Guide to quitting Finasteride in 2018: Wean off or cold turkey? Any suggestion is welcome

Hi guys,

It’s 2018. I searched through the forum and found some contradicting suggestions. One post says to keep calm and keep the body at rest while quitting, another says you have to increase natural testosterone so you should be weight lifting and not fapping.

Also on the case of quitting cold turkey vs. weaning it off, there are some older posts from Okt. 2010 that don’t seem to suggest one way or another:

Also some people recommend drugs like triptorelin injections to increase testosterone. HELP ME NOT CRASH! Just stopped Finasteride 1mg today

And I am sitting here, not wanting to do anything. Not taking any pills, supplements or any other drug. Yet, we have currently 2018 and I hope there is maybe some more experience on what to do and what to avoid. For example I read not to take any anti-estrogen pill, since they make your dick shrink.

Anyway. Please tell me that there is some consensus on WHAT to do, after you decided to quit the drug and on WHAT NOT to do. Some kind of best practices that are a little bit more than just an anecdote of an individual.

FML, I empathise but you’re asking for information we simply don’t - and can’t - have. There isn’t even any anecdotes, let alone “more than just an anecdote of an individual”. You’ll thus be finding contradiction because, if people are suggesting anything you should do regarding this, it is 100% their personal guesswork with no possible basis. Taking into account the absence of any information on predisposition to PFS, if x size sample of men stop the drug and none get PFS, with half “tapering off”, what can we learn? The same as if any number got it. Precisely nothing. There is no way to learn because until you know that that person would get PFS before they stop, what they do around stopping is totally irrelevant because the vast majority of people can stop - and do - and their sides resolve. There is literally no way to deduce anything regarding this until the point where we understand the mechanism of PFS. Even if it is something that puts your mind at ease, finasteride presents significant practical difficulty tapering as @Saro49 has been recently posting regarding.

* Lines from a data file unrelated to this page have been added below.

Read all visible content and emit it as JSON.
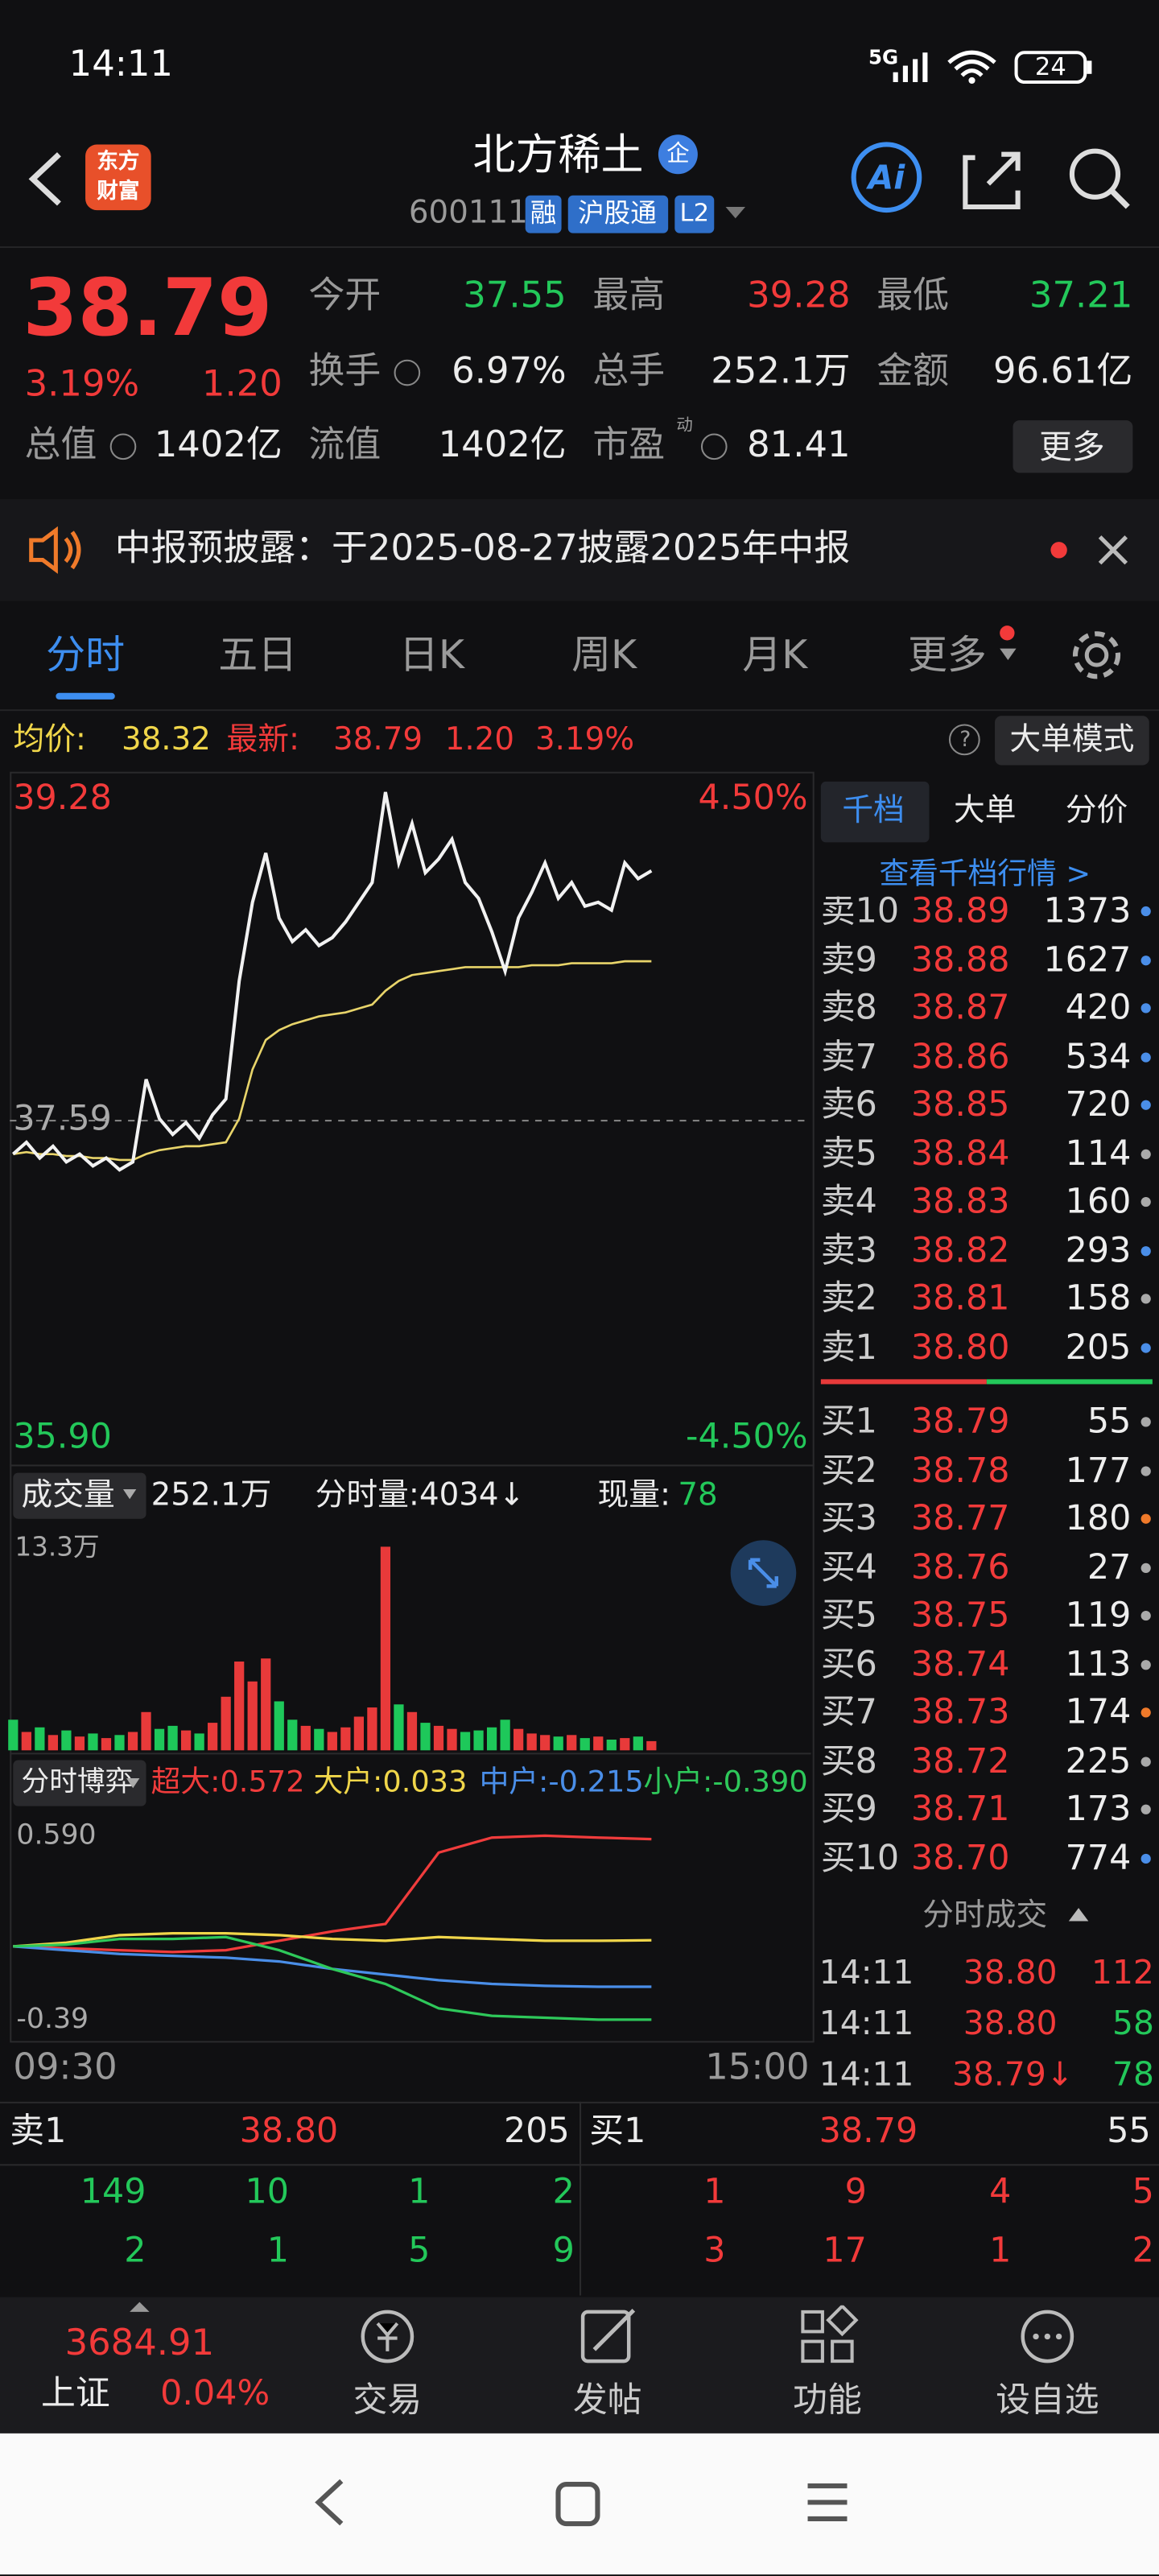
{
  "status": {
    "time": "14:11",
    "network": "5G",
    "battery": "24"
  },
  "header": {
    "logo": [
      "东方",
      "财富"
    ],
    "title": "北方稀土",
    "badge": "企",
    "code": "600111",
    "tags": [
      "融",
      "沪股通",
      "L2"
    ],
    "ai": "Ai"
  },
  "quote": {
    "price": "38.79",
    "change_pct": "3.19%",
    "change": "1.20",
    "fields": [
      {
        "label": "今开",
        "value": "37.55"
      },
      {
        "label": "最高",
        "value": "39.28"
      },
      {
        "label": "最低",
        "value": "37.21"
      },
      {
        "label": "换手",
        "value": "6.97%"
      },
      {
        "label": "总手",
        "value": "252.1万"
      },
      {
        "label": "金额",
        "value": "96.61亿"
      },
      {
        "label": "总值",
        "value": "1402亿"
      },
      {
        "label": "流值",
        "value": "1402亿"
      },
      {
        "label": "市盈",
        "sup": "动",
        "value": "81.41"
      }
    ],
    "more": "更多"
  },
  "notice": "中报预披露：于2025-08-27披露2025年中报",
  "tabs": [
    "分时",
    "五日",
    "日K",
    "周K",
    "月K",
    "更多"
  ],
  "info_bar": {
    "avg_label": "均价:",
    "avg": "38.32",
    "last_label": "最新:",
    "last": "38.79",
    "change": "1.20",
    "change_pct": "3.19%",
    "mode": "大单模式",
    "help": "?"
  },
  "price_chart": {
    "type": "line",
    "ylim": [
      35.9,
      39.28
    ],
    "yticks": [
      {
        "value": 35.9,
        "label": "35.90"
      },
      {
        "value": 37.59,
        "label": "37.59"
      },
      {
        "value": 39.28,
        "label": "39.28"
      }
    ],
    "y2lim": [
      -4.5,
      4.5
    ],
    "y2ticks": [
      {
        "value": -4.5,
        "label": "-4.50%"
      },
      {
        "value": 4.5,
        "label": "4.50%"
      }
    ],
    "x_labels": [
      "09:30",
      "15:00"
    ],
    "series": [
      {
        "color": "#f2f2f2",
        "values": [
          37.42,
          37.48,
          37.4,
          37.46,
          37.38,
          37.42,
          37.36,
          37.4,
          37.34,
          37.38,
          37.8,
          37.6,
          37.52,
          37.58,
          37.5,
          37.62,
          37.7,
          38.3,
          38.7,
          38.95,
          38.62,
          38.5,
          38.56,
          38.48,
          38.52,
          38.6,
          38.7,
          38.8,
          39.26,
          38.9,
          39.1,
          38.85,
          38.92,
          39.02,
          38.8,
          38.72,
          38.55,
          38.35,
          38.62,
          38.75,
          38.9,
          38.72,
          38.8,
          38.68,
          38.7,
          38.66,
          38.9,
          38.82,
          38.86
        ]
      },
      {
        "color": "#e8d46a",
        "values": [
          37.42,
          37.43,
          37.42,
          37.42,
          37.41,
          37.41,
          37.4,
          37.4,
          37.39,
          37.39,
          37.42,
          37.44,
          37.45,
          37.46,
          37.46,
          37.47,
          37.48,
          37.6,
          37.85,
          38.0,
          38.05,
          38.08,
          38.1,
          38.12,
          38.13,
          38.14,
          38.16,
          38.18,
          38.25,
          38.3,
          38.33,
          38.34,
          38.35,
          38.36,
          38.37,
          38.37,
          38.37,
          38.37,
          38.37,
          38.38,
          38.38,
          38.38,
          38.39,
          38.39,
          38.39,
          38.39,
          38.4,
          38.4,
          38.4
        ]
      }
    ]
  },
  "volume_chart": {
    "type": "bar",
    "label": "成交量",
    "total": "252.1万",
    "period_volume": "分时量:4034↓",
    "current_label": "现量:",
    "current": "78",
    "ylim": [
      0,
      13.3
    ],
    "yticks": [
      {
        "value": 13.3,
        "label": "13.3万"
      }
    ],
    "values": [
      2.0,
      1.2,
      1.5,
      1.0,
      1.3,
      0.9,
      1.1,
      0.8,
      1.0,
      1.2,
      2.5,
      1.4,
      1.6,
      1.3,
      1.1,
      1.8,
      3.5,
      5.8,
      4.5,
      6.0,
      3.2,
      2.0,
      1.6,
      1.4,
      1.2,
      1.5,
      2.2,
      2.8,
      13.3,
      3.0,
      2.5,
      1.8,
      1.6,
      1.4,
      1.2,
      1.3,
      1.5,
      2.0,
      1.4,
      1.1,
      1.0,
      0.9,
      1.0,
      0.8,
      0.9,
      0.7,
      0.8,
      0.9,
      0.6
    ],
    "colors": [
      "#1ec85a",
      "#e83a3a",
      "#1ec85a",
      "#e83a3a",
      "#1ec85a",
      "#e83a3a",
      "#1ec85a",
      "#e83a3a",
      "#1ec85a",
      "#e83a3a",
      "#e83a3a",
      "#1ec85a",
      "#1ec85a",
      "#e83a3a",
      "#1ec85a",
      "#e83a3a",
      "#e83a3a",
      "#e83a3a",
      "#e83a3a",
      "#e83a3a",
      "#1ec85a",
      "#1ec85a",
      "#e83a3a",
      "#1ec85a",
      "#e83a3a",
      "#e83a3a",
      "#e83a3a",
      "#e83a3a",
      "#e83a3a",
      "#1ec85a",
      "#e83a3a",
      "#1ec85a",
      "#e83a3a",
      "#e83a3a",
      "#1ec85a",
      "#1ec85a",
      "#1ec85a",
      "#1ec85a",
      "#e83a3a",
      "#e83a3a",
      "#e83a3a",
      "#1ec85a",
      "#e83a3a",
      "#1ec85a",
      "#e83a3a",
      "#1ec85a",
      "#e83a3a",
      "#1ec85a",
      "#e83a3a"
    ]
  },
  "flow_chart": {
    "type": "line",
    "label": "分时博弈",
    "ylim": [
      -0.39,
      0.59
    ],
    "yticks": [
      {
        "value": 0.59,
        "label": "0.590"
      },
      -0.39
    ],
    "step": 4,
    "series": [
      {
        "name": "超大:0.572",
        "color": "#f03c3c",
        "values": [
          0,
          -0.01,
          -0.02,
          -0.03,
          -0.02,
          0.03,
          0.08,
          0.12,
          0.5,
          0.58,
          0.59,
          0.58,
          0.572
        ]
      },
      {
        "name": "大户:0.033",
        "color": "#f0d64a",
        "values": [
          0,
          0.02,
          0.06,
          0.07,
          0.07,
          0.06,
          0.04,
          0.03,
          0.05,
          0.04,
          0.03,
          0.03,
          0.033
        ]
      },
      {
        "name": "中户:-0.215",
        "color": "#4a8ee8",
        "values": [
          0,
          -0.02,
          -0.04,
          -0.05,
          -0.06,
          -0.08,
          -0.12,
          -0.15,
          -0.18,
          -0.2,
          -0.21,
          -0.215,
          -0.215
        ]
      },
      {
        "name": "小户:-0.390",
        "color": "#2ec85a",
        "values": [
          0,
          0.01,
          0.04,
          0.04,
          0.05,
          -0.02,
          -0.12,
          -0.2,
          -0.33,
          -0.37,
          -0.38,
          -0.39,
          -0.39
        ]
      }
    ]
  },
  "order_book": {
    "tabs": [
      "千档",
      "大单",
      "分价"
    ],
    "link": "查看千档行情 >",
    "sells": [
      {
        "label": "卖10",
        "price": "38.89",
        "volume": "1373",
        "dot": "#4a8ee8"
      },
      {
        "label": "卖9",
        "price": "38.88",
        "volume": "1627",
        "dot": "#4a8ee8"
      },
      {
        "label": "卖8",
        "price": "38.87",
        "volume": "420",
        "dot": "#4a8ee8"
      },
      {
        "label": "卖7",
        "price": "38.86",
        "volume": "534",
        "dot": "#4a8ee8"
      },
      {
        "label": "卖6",
        "price": "38.85",
        "volume": "720",
        "dot": "#4a8ee8"
      },
      {
        "label": "卖5",
        "price": "38.84",
        "volume": "114",
        "dot": "#aaaaaa"
      },
      {
        "label": "卖4",
        "price": "38.83",
        "volume": "160",
        "dot": "#aaaaaa"
      },
      {
        "label": "卖3",
        "price": "38.82",
        "volume": "293",
        "dot": "#4a8ee8"
      },
      {
        "label": "卖2",
        "price": "38.81",
        "volume": "158",
        "dot": "#aaaaaa"
      },
      {
        "label": "卖1",
        "price": "38.80",
        "volume": "205",
        "dot": "#4a8ee8"
      }
    ],
    "buys": [
      {
        "label": "买1",
        "price": "38.79",
        "volume": "55",
        "dot": "#aaaaaa"
      },
      {
        "label": "买2",
        "price": "38.78",
        "volume": "177",
        "dot": "#aaaaaa"
      },
      {
        "label": "买3",
        "price": "38.77",
        "volume": "180",
        "dot": "#f07a2a"
      },
      {
        "label": "买4",
        "price": "38.76",
        "volume": "27",
        "dot": "#aaaaaa"
      },
      {
        "label": "买5",
        "price": "38.75",
        "volume": "119",
        "dot": "#aaaaaa"
      },
      {
        "label": "买6",
        "price": "38.74",
        "volume": "113",
        "dot": "#aaaaaa"
      },
      {
        "label": "买7",
        "price": "38.73",
        "volume": "174",
        "dot": "#f07a2a"
      },
      {
        "label": "买8",
        "price": "38.72",
        "volume": "225",
        "dot": "#aaaaaa"
      },
      {
        "label": "买9",
        "price": "38.71",
        "volume": "173",
        "dot": "#aaaaaa"
      },
      {
        "label": "买10",
        "price": "38.70",
        "volume": "774",
        "dot": "#4a8ee8"
      }
    ]
  },
  "trades": {
    "title": "分时成交",
    "rows": [
      {
        "time": "14:11",
        "price": "38.80",
        "volume": "112"
      },
      {
        "time": "14:11",
        "price": "38.80",
        "volume": "58"
      },
      {
        "time": "14:11",
        "price": "38.79↓",
        "volume": "78"
      }
    ]
  },
  "bottom_quote": {
    "sell": {
      "label": "卖1",
      "price": "38.80",
      "volume": "205",
      "rows": [
        [
          "149",
          "10",
          "1",
          "2"
        ],
        [
          "2",
          "1",
          "5",
          "9"
        ]
      ]
    },
    "buy": {
      "label": "买1",
      "price": "38.79",
      "volume": "55",
      "rows": [
        [
          "1",
          "9",
          "4",
          "5"
        ],
        [
          "3",
          "17",
          "1",
          "2"
        ]
      ]
    }
  },
  "nav": {
    "index_value": "3684.91",
    "index_name": "上证",
    "index_pct": "0.04%",
    "items": [
      "交易",
      "发帖",
      "功能",
      "设自选"
    ]
  }
}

With the symptoms and situation of PFS, we have thousands of anecdotes that have allowed us to construct a picture of what’s happening that ultimately led to the ongoing major study. It allows us to predict likely reactions to some substances, for instance. From my involvement in the scientific side, I am personally optimistic we are beginning to form a picture of “what”. However, we do not know “why” PFS happens and what the (genetic, epigenetic or both) predisposition to it is. All we know in terms of acquisition is described on the site. We also know due to studies, data from global agencies, membership of our forum, and the vast use of the medication that this problem is extremely rare.

Regarding testosterone, PFS is not hypogonadism. I have hormonal profiles from before and my testosterone doubled in the presence of bottom of the range lutenizing hormone over the months following my crash, over which time I had the onset of ongoing pain and deterioration of androgenic tissues. And regarding triptorelin, considering many of us believe gnrh analogues cause a condition which is the same as “PFS” and are in touch with patient groups about said commonalities, that’s about the daftest thing you could do.

I know it’s not what you want to hear but this is the stupid situation in 2018 because this garbage is still pushed freely with woefully inadequate understanding or warning from the practitioners responsible, and the disease you’re worried about apparently doesn’t exist, which sadly doesn’t stop my perineum burning and brain frying.

I really wish I could tell you something else but you need to bear in mind there is simply no way anyone can have any information on this considering what I’ve just outlined.